Tour de France : Anne Hidalgo a également pris un hélicoptère pour se rendre sur une étape de la course cycliste

Tour de France : Anne Hidalgo a également pris un hélicoptère pour se rendre sur une étape de la course cycliste
La maire de Paris Anne Hidalgo à l'Élysée, le 17 avril 2019.

, publié le mercredi 07 août 2019 à 14h30

"Ce n'était pas un hélicoptère pour Anne Hidalgo", s'est défendue la mairie de Paris, expliquant qu'Anne Hidalgo a été invitée par le Tour de France comme "tous les autres maires".

Après le Falcon, l'hélicoptère. La maire (PS) de Paris Anne Hidalgo a de nouveau été pointé du doigt mercredi 7 août par le Canard enchaîné.

Après avoir révélé le 31 juillet que l'élue avait emprunté un avion Falcon pour rallier la 19e étape du Tour de France en Savoie, l'hebdomadaire satirique a indiqué qu'elle avait "fait aussi un tour en hélico".

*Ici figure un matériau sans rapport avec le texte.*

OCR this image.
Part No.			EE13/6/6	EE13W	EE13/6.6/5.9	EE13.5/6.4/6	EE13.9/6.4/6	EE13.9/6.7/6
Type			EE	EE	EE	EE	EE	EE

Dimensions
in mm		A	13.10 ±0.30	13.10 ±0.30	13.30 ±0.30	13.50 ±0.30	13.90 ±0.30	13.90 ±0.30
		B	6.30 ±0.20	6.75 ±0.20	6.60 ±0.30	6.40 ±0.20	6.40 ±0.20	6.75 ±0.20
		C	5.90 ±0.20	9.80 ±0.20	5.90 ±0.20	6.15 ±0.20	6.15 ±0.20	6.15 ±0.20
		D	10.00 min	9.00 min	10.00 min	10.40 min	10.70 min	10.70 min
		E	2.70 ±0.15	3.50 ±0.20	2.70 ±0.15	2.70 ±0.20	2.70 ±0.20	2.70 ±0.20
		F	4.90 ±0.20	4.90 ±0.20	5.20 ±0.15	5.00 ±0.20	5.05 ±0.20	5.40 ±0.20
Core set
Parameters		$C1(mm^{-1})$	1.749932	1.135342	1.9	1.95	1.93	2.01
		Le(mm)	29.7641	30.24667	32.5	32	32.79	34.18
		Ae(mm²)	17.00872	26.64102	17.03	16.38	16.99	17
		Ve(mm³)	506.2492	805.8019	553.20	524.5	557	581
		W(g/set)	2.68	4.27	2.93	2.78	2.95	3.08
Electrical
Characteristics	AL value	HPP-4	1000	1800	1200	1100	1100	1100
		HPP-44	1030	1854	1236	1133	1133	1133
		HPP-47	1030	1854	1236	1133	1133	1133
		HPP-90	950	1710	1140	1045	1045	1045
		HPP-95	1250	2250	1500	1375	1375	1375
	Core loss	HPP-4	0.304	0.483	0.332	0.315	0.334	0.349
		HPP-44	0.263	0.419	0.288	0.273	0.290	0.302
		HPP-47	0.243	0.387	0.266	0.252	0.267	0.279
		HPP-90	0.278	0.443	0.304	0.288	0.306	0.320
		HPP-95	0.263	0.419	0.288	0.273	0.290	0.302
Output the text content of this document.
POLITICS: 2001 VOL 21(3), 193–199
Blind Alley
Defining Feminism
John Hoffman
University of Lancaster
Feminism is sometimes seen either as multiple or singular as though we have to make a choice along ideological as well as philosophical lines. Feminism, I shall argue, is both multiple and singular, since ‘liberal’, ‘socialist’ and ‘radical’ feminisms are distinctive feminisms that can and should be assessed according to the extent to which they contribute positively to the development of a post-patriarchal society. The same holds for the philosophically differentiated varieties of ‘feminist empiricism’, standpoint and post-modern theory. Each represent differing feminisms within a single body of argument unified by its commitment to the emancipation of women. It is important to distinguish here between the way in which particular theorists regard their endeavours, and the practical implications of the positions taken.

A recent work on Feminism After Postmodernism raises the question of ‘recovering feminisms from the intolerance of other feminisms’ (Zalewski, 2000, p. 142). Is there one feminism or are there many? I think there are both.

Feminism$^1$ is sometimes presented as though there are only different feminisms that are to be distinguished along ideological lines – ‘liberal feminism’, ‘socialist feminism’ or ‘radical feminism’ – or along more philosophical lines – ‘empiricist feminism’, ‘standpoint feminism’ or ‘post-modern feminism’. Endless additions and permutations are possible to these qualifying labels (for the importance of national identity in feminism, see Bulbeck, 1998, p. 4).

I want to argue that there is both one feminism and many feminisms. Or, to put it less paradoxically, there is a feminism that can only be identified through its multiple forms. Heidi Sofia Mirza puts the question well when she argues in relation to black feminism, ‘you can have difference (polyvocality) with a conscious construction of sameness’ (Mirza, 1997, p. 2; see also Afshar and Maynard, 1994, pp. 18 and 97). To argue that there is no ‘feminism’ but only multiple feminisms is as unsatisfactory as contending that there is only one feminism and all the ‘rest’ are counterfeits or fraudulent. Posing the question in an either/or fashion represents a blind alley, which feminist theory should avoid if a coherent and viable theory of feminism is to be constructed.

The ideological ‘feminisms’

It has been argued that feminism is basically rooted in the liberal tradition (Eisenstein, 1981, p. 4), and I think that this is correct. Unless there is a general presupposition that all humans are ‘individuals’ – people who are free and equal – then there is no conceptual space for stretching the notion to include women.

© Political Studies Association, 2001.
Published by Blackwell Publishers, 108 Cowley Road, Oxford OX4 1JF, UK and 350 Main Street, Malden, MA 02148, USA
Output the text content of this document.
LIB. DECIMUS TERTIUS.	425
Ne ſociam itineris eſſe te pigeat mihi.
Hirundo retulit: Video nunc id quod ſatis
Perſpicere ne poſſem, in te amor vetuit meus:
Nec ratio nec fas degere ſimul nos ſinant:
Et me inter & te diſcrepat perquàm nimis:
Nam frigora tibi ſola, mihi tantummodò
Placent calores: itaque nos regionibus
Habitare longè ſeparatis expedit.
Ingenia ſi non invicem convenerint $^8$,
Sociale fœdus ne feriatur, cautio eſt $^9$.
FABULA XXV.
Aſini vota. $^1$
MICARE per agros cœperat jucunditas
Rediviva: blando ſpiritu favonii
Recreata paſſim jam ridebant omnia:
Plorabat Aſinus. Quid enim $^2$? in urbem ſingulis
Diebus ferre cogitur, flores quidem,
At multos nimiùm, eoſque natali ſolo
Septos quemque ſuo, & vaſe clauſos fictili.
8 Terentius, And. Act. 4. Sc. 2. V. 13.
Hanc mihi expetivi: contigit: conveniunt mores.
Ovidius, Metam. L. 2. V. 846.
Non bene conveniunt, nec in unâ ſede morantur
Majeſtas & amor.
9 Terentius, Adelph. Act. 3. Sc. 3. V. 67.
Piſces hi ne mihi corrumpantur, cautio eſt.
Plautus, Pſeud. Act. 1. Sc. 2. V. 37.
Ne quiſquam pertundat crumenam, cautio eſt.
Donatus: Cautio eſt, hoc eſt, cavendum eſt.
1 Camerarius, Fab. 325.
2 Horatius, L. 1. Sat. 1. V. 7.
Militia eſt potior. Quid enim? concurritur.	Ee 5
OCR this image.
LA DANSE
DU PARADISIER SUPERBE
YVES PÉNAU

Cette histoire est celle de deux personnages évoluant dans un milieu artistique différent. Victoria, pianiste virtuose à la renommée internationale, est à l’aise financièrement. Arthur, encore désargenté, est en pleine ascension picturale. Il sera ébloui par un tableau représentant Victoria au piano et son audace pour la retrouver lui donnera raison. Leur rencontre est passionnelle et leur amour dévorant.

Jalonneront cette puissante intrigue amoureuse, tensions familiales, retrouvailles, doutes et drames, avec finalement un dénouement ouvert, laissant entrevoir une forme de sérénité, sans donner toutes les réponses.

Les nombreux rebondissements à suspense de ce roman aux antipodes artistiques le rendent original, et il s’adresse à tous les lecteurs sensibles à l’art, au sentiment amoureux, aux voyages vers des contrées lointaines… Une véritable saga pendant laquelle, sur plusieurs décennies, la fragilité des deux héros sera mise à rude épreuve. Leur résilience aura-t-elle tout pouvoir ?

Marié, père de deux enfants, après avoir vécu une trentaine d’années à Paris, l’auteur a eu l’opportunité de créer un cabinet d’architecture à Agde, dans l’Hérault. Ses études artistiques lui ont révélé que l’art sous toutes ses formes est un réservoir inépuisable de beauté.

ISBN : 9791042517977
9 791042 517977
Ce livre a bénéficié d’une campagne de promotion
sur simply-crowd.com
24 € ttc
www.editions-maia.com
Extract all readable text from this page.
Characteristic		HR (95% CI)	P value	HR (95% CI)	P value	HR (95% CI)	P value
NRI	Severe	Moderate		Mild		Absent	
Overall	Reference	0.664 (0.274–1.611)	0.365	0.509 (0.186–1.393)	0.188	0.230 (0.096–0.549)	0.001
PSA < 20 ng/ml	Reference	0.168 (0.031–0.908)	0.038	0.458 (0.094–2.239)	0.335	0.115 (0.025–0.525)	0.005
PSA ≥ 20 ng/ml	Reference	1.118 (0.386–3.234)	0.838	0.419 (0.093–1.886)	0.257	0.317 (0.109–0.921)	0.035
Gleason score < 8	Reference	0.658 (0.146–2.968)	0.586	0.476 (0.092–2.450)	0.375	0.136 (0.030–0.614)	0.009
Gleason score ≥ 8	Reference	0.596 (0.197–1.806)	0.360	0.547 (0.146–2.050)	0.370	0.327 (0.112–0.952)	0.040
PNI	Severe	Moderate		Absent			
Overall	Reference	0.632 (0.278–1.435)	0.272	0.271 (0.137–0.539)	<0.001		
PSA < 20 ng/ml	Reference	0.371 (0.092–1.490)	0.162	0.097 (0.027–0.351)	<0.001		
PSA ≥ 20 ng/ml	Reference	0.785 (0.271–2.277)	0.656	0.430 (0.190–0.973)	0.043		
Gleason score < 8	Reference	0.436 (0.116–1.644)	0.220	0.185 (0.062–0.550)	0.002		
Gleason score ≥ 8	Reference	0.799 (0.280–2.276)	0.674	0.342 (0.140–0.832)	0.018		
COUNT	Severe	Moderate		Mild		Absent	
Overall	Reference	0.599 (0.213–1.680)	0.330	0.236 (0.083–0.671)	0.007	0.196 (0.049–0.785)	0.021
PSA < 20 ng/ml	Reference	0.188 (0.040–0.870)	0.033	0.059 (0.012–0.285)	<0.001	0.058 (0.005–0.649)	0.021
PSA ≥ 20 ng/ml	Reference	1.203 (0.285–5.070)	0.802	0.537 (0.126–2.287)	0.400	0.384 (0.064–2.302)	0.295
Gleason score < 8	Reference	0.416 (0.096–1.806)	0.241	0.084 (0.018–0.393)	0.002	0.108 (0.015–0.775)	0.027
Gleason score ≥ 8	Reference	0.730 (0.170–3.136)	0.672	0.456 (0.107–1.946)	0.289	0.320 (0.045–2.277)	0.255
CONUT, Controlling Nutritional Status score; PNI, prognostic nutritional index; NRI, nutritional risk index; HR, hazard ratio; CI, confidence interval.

La mairie de Paris a répondu qu'il n'y "avait pas de polémique à avoir". "Ce n'était pas un hélicoptère pour Anne Hidalgo", a souligné la mairie, expliquant à l'AFP qu'Anne Hidalgo a été invitée par le Tour de France comme "tous les autres maires". "Si l'étape est plus loin que là où le Falcon atterrit, (les invités) prennent un hélicoptère pour (s'y) rendre", a poursuivi la mairie de Paris, rappelant que "ce n'est pas nous qui affrétons les Falcon". 


Certains candidats à la mairie de Paris pour les élections municipales de 2020 ont pointé du doigt le coût environnemental de tels vols. "Si (Anne Hidalgo) est attachée à la protection de l'environnement, elle aurait pu prendre le train (...) pour donner l'exemple", argue dans un communiqué Gaspard Gantzer, candidat indépendant. "Aujourd'hui, il faut de la sobriété, de la retenue dans l'exercice des fonctions publiques", a-t-il ajouté.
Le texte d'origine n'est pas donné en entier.